20. De rechtbank ziet gelet op hetgeen is overwogen in rechtsoverwegingen 14 tot en met 16 aanleiding om met toepassing van artikel 8:72, derde lid, aanhef en onder b, van de Awb zelf in de zaak te voorzien, nu verweerder de aanvraag wel had kunnen afwijzen als ongegrond. De rechtbank wijst de aanvraag van eiser dan ook af als ongegrond in de zin van artikel 31, eerste lid, van de Vw 2000, zoals die bepaling luidde ten tijde van de aanvraag van eiser. Daarbij wijst de rechtbank erop dat voor eiser de rechtsgevolgen gelden die aan een afwijzing op die grond in de VA-procedure zijn verbonden. Dit houdt in dat de uitspraak heeft te gelden als een terugkeerbesluit als bedoeld in artikel 45, eerste lid, van de Vw 2000 en dat de vertrektermijn ingevolge artikel 62, eerste lid, van de Vw 2000, zoals dat luidde ten tijde van de asielaanvraag, vier weken bedraagt. Verder bedraagt de termijn voor het indienen van een hogerberoepschrift – gelet op artikel 69, eerste lid, van de Vw 2000, zoals dat luidde ten tijde van de asielaanvraag en ook thans nog luidt – vier weken.
21. De rechtbank veroordeelt verweerder in de door eiser gemaakte proceskosten in beroep.

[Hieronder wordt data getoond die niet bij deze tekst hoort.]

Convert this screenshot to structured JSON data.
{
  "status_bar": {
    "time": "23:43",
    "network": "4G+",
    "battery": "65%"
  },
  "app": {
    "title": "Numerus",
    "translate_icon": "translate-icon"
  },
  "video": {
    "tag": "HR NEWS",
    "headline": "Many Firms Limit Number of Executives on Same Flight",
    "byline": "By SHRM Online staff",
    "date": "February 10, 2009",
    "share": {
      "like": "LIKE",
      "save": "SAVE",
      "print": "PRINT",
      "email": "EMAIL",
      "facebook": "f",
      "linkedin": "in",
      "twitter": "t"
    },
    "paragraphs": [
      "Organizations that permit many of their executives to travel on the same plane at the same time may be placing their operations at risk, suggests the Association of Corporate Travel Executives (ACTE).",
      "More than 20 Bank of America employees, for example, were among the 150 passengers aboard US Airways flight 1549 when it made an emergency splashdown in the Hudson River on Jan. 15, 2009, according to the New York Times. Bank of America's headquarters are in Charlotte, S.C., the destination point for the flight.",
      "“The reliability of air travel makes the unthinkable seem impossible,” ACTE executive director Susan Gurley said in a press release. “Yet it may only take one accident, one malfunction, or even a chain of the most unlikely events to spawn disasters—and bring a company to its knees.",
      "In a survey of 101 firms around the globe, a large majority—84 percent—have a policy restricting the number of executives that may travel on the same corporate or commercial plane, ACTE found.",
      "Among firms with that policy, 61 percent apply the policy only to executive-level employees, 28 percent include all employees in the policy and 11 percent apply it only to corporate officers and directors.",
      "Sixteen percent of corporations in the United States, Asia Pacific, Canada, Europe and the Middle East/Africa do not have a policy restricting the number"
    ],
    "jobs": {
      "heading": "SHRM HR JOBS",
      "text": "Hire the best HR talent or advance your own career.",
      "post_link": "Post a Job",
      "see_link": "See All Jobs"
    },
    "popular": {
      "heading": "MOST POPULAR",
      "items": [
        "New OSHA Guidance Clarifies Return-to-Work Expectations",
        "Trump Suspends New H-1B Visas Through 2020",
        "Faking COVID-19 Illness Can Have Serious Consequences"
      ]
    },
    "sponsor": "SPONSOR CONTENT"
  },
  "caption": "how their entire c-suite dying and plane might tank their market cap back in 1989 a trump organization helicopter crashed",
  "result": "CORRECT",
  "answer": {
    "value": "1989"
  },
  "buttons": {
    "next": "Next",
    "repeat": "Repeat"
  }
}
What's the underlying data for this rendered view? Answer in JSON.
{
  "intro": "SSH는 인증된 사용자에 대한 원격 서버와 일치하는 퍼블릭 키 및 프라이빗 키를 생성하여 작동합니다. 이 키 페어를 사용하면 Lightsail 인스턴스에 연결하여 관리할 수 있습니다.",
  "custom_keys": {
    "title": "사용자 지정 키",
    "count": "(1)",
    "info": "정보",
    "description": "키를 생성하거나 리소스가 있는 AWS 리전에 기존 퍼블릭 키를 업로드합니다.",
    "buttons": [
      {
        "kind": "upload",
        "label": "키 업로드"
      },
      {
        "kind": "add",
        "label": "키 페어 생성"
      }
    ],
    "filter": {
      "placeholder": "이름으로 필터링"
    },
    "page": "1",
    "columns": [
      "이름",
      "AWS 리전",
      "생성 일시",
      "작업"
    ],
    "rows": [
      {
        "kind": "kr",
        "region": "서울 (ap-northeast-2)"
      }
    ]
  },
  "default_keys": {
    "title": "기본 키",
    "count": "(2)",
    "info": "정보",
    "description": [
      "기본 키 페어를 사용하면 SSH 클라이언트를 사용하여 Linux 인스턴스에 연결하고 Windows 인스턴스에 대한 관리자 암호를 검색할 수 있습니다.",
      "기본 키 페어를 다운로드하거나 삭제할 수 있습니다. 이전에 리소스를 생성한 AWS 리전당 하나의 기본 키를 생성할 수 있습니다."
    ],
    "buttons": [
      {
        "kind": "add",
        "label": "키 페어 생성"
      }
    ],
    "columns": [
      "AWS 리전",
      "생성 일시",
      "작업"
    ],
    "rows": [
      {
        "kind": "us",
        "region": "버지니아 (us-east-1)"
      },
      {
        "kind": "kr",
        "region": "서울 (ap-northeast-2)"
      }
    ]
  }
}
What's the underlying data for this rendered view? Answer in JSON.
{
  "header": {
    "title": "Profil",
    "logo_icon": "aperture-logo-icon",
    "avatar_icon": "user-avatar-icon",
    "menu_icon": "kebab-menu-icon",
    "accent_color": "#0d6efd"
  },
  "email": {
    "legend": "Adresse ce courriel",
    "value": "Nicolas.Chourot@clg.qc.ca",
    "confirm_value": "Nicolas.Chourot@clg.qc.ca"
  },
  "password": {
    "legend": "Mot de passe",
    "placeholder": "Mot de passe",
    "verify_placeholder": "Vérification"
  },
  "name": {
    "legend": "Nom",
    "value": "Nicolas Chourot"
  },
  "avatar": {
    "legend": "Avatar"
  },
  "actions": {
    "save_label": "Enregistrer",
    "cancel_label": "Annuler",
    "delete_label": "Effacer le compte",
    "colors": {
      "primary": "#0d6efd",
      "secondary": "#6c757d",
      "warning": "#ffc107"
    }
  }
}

Daarbij wordt rekening gehouden met het feit dat de voorzieningenrechter verweerder bij uitspraak van 15 december 2015 al heeft veroordeeld tot betaling van de proceskosten van in totaal € 980,- (1 punt voor het indienen van het verzoekschrift; 1 punt voor het verschijnen ter zitting; waarde per punt € 490,-, wegingsfactor 1). Met inachtneming hiervan stelt de rechtbank op grond van het Besluit proceskosten bestuursrecht (Bpb) de door een derde beroepsmatig verleende rechtsbijstand vast op € 744,- (1 punt voor het indienen van een – aanvullend – beroepschrift; 0,5 punt voor de nadere zitting, met een waarde per punt van € 496,- en wegingsfactor 1).